新隊員前期教育課程(その3)武山駐屯地

元陸上自衛官で兼業農家のMasahikoです。今回は、新隊員前期教育課程の週末について紹介しようと思います。今でも新隊員教育期間中の週末について思い出しますが、いい思い出も嫌な思い出もあります。いい思い出は、やはり週末の外出です。同じ班の同期と一緒に外出したことは今でもはっきりと覚えています。自衛隊に入隊するまでは、自由に家の外を歩き回っていたのが、自衛隊に入隊後は許可がないと駐屯地の外に出ることはできません。もちろん、許可なく中に入ることもできません。ですから、久しぶりに自衛隊の敷地の外に出て自由に行動できることがとてもうれしく感じたものです。教育期間中、テレビ以外で女性を見ることがなかった日も有りましたから、女性を見ると本当にみんなきれいに見えるんです。本当です。当時、武山駐屯地は教育部隊しかありませんでした。今では、女性の勤務環境が変わり教育部隊にも多くの女性隊員がいます。言ってよいのかわかりませんか、平成10年当時は、隊舎の中には女性のヌードのポスターとかが貼られていました。女性がいない部隊だったので許されていたのかも知れませんが、それから程なくして、女性のヌード写真など一斉に外される事になりました。女性自衛官をどんどん増やしていこうと言う時期だったので、女性を不快にさせるものを排除していったのだと思います。

週末だけは土にまみれることから開放されます。(防衛省HPより)

 

 

 

 

 

 

 

ちょっと脱線しましたが、嫌な思い出について紹介しようと思います。それは、外出制限があるということです。どこの教育隊も共通だと思いますが、外出前に住んでいる隊舎の清掃を済ませ身支度を整えてから、外出前の容儀点検と言って、身分証明書の脱落防止(落とさないようにチェーンなどで身体につなげること)やハンカチ、ちり紙の所持品について点検を受けます。この、隊舎清掃などで不備があると外出させてくれないのです。いくら用事があると言っても外出できません。しかも、連帯責任ですから、同じ班の全員(20人前後です)が外出できないのです。本当に最悪だと思いませんか?特に自分たちが住んでいる居室の清掃状況については非常に厳しかったと記憶しています。でも、それには立派な理由が有りました。

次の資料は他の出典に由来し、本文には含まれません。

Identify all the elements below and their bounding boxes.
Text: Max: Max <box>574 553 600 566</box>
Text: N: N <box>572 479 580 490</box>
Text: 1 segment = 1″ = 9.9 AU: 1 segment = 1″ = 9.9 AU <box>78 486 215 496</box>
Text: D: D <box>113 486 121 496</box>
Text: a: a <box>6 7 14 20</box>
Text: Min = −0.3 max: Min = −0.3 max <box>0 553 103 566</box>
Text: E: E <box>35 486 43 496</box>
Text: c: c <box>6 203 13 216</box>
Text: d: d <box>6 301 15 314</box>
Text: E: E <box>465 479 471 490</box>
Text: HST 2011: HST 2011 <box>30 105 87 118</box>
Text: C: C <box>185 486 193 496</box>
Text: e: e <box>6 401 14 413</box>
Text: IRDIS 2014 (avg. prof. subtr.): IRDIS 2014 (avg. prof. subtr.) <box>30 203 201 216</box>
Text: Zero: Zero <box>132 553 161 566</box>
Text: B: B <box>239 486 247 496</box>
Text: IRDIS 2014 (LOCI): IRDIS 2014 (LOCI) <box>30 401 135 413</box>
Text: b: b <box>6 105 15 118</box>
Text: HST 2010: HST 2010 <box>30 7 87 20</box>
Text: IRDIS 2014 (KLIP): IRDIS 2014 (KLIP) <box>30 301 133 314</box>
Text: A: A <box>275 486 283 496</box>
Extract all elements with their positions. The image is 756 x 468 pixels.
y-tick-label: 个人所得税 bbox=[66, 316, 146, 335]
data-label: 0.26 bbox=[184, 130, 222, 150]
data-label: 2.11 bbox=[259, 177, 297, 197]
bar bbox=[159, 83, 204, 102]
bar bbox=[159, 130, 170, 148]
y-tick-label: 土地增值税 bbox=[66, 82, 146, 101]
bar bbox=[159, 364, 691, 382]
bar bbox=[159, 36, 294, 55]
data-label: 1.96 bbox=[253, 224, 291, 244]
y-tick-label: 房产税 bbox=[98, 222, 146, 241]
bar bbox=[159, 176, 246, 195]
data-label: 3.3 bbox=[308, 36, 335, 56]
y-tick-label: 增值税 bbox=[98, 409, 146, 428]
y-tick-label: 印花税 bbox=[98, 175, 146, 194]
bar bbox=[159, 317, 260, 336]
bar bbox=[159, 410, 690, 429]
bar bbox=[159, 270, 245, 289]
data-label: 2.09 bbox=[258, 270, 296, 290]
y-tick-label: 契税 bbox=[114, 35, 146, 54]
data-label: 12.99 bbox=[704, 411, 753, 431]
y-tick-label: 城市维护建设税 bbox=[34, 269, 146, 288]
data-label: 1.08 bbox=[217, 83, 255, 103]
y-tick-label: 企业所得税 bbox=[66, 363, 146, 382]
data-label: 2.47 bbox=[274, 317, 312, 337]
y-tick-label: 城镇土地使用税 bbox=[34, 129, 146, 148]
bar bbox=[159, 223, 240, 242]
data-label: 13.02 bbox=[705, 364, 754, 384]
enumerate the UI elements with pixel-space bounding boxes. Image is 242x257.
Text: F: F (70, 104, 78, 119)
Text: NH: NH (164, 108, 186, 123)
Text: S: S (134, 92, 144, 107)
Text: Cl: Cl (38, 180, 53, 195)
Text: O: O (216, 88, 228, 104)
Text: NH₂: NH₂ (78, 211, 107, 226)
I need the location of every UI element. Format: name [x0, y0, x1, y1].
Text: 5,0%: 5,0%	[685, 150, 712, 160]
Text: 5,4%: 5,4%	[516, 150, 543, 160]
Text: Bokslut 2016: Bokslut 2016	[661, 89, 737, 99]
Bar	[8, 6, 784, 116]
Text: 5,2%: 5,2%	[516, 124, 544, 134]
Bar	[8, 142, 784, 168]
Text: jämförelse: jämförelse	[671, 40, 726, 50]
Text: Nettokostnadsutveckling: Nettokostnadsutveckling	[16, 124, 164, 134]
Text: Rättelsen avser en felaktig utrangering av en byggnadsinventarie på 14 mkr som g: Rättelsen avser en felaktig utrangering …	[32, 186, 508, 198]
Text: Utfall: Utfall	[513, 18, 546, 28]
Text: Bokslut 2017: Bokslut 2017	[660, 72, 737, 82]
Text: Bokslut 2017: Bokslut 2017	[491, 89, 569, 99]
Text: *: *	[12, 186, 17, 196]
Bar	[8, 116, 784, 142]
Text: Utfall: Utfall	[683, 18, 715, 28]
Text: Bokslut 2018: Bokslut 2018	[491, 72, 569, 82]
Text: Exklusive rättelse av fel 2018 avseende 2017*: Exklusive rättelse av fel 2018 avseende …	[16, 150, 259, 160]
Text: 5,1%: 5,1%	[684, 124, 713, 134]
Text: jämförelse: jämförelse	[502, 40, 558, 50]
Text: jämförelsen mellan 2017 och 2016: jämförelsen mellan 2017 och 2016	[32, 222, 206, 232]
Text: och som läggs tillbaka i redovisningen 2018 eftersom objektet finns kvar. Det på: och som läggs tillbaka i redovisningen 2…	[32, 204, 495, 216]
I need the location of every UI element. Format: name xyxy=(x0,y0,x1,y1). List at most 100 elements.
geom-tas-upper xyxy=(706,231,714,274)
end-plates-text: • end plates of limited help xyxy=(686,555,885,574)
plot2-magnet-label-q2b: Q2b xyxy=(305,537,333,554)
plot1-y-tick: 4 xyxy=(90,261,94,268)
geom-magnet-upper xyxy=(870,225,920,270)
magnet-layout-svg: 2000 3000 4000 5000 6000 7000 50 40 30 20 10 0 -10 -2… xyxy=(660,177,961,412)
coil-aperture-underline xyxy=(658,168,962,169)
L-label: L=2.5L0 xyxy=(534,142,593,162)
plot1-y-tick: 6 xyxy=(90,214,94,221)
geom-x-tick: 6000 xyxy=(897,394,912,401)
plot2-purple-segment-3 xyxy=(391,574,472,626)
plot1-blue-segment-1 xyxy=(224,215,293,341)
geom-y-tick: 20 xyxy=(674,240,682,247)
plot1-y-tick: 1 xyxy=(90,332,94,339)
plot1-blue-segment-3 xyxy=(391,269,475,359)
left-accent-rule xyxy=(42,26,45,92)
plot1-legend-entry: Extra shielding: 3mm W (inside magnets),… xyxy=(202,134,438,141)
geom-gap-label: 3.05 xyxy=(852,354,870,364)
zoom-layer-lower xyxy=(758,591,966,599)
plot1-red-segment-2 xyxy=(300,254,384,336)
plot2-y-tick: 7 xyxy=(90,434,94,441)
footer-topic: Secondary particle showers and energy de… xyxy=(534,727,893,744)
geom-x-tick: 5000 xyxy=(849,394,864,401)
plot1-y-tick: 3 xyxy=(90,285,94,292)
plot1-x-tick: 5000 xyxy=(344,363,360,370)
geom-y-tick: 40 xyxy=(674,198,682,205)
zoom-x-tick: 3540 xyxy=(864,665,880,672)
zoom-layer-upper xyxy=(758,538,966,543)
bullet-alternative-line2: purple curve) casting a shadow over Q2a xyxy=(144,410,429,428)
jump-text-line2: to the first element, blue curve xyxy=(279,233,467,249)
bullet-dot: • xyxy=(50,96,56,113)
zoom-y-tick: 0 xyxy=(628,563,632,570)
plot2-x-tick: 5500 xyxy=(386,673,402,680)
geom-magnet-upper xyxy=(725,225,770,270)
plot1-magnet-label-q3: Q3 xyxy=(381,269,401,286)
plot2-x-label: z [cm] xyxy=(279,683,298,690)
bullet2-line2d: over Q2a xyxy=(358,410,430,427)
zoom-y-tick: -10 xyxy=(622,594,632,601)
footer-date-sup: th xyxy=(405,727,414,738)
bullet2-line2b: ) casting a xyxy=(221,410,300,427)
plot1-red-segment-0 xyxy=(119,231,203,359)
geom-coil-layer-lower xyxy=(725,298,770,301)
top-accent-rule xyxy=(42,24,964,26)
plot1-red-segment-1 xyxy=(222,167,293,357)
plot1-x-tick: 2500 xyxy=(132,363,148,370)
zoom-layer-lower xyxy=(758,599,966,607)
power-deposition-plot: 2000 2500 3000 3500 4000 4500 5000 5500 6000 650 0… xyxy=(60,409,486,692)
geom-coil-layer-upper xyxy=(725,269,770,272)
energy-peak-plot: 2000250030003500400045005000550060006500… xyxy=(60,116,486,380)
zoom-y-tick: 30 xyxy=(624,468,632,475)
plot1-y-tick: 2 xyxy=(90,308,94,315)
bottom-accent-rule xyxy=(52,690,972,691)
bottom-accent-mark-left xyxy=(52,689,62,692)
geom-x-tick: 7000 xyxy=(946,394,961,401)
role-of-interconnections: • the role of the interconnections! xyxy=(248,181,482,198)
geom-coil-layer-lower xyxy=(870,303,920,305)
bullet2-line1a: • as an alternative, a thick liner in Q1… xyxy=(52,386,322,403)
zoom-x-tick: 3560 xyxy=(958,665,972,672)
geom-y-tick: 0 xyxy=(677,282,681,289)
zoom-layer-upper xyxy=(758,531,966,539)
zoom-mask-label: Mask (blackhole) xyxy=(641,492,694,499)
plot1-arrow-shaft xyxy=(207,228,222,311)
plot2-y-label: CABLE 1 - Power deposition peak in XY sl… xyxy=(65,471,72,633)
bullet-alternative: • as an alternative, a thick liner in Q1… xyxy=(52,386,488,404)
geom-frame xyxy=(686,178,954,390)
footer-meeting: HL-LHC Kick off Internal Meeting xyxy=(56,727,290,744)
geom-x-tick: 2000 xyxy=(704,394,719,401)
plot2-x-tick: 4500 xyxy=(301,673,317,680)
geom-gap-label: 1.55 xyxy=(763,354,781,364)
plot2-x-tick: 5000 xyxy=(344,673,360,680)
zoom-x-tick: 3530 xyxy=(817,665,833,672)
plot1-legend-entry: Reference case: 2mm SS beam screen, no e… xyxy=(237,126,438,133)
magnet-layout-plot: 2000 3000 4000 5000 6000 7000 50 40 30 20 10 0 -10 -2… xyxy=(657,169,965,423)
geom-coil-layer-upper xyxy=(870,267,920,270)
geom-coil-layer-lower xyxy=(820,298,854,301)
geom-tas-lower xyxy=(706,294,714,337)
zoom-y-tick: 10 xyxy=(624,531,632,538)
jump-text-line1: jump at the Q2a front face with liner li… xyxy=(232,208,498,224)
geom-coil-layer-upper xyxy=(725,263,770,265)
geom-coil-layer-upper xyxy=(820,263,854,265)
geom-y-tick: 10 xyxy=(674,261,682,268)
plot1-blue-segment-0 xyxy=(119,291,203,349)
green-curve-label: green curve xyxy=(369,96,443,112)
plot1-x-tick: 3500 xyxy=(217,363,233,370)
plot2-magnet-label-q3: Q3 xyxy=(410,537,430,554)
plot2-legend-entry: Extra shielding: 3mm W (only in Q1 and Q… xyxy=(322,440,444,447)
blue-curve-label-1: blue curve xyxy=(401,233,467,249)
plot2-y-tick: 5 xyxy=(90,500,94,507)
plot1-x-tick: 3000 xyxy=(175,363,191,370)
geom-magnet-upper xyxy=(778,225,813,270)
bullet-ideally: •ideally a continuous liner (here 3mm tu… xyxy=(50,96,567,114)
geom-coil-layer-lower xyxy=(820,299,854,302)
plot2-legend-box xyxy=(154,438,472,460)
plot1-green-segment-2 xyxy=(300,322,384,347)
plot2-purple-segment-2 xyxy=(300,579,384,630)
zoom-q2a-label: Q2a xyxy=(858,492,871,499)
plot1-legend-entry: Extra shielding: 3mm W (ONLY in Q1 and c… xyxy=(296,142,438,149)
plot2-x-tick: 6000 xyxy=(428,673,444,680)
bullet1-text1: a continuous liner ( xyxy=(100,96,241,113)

  1. それは自衛官としていかなる時も即応態勢を維持すること
  2. 常に生死を意識し身の回りのことは他人に迷惑を掛けないこと 

大きくはこの2つだと思います。当時は、そんな理由もわかりませんでした。これは、私が勝手に思っていることなので、誰も教えてくれません。私が21年間自衛隊で学んで感じとったことです。ちょっと中身について紹介します。1の「即応態勢」はわかりますよね。なにかあった際はすぐに身の回りのものを整理し、出動できる態勢を取るということです。よく言われるのは、災害派遣です。夜中、災害によって灯りが点かない状況でもしっかりと準備できるように身の回りを整えておくことです。2の「生死を意識し、他人に迷惑を掛けないこと」これって難しくないですか?私なりに解釈すると、人間ですからいつ事故に合うかわかりません、極論をいうといつ戦争がおきていつ死ぬかわからないのです。ですから、身の回りをしっかりと整理整頓し、もし、自分に死が訪れたとしても他人に迷惑を掛けないことが自衛官として大事だということを言っているのだと思います。幹部自衛官だと死生観だとかいいますが、入隊したばかりの自衛官候補生に対しても身をもって教えてくれているのです。私も、入隊当時はそんなことを考える余裕すらありませんでした。

今でも、週末の横須賀の夜を思い出します。当時は帰隊時間が8時くらいでした。これから楽しくなるであろう横須賀の週末の夜を見ることなく、次の教育先である土浦駐屯地に向かいました。

最後に、当時は本当に理不尽だと思っていたことも、今振り返ってみるとこんな大事なことを身をもって教えてくれたんだなと思います。自衛隊の教育には本当に無駄がありません。これから、自衛隊に入隊する方も「何のためにやっているのか」という目的意識を持って取り組んでほしいと思います。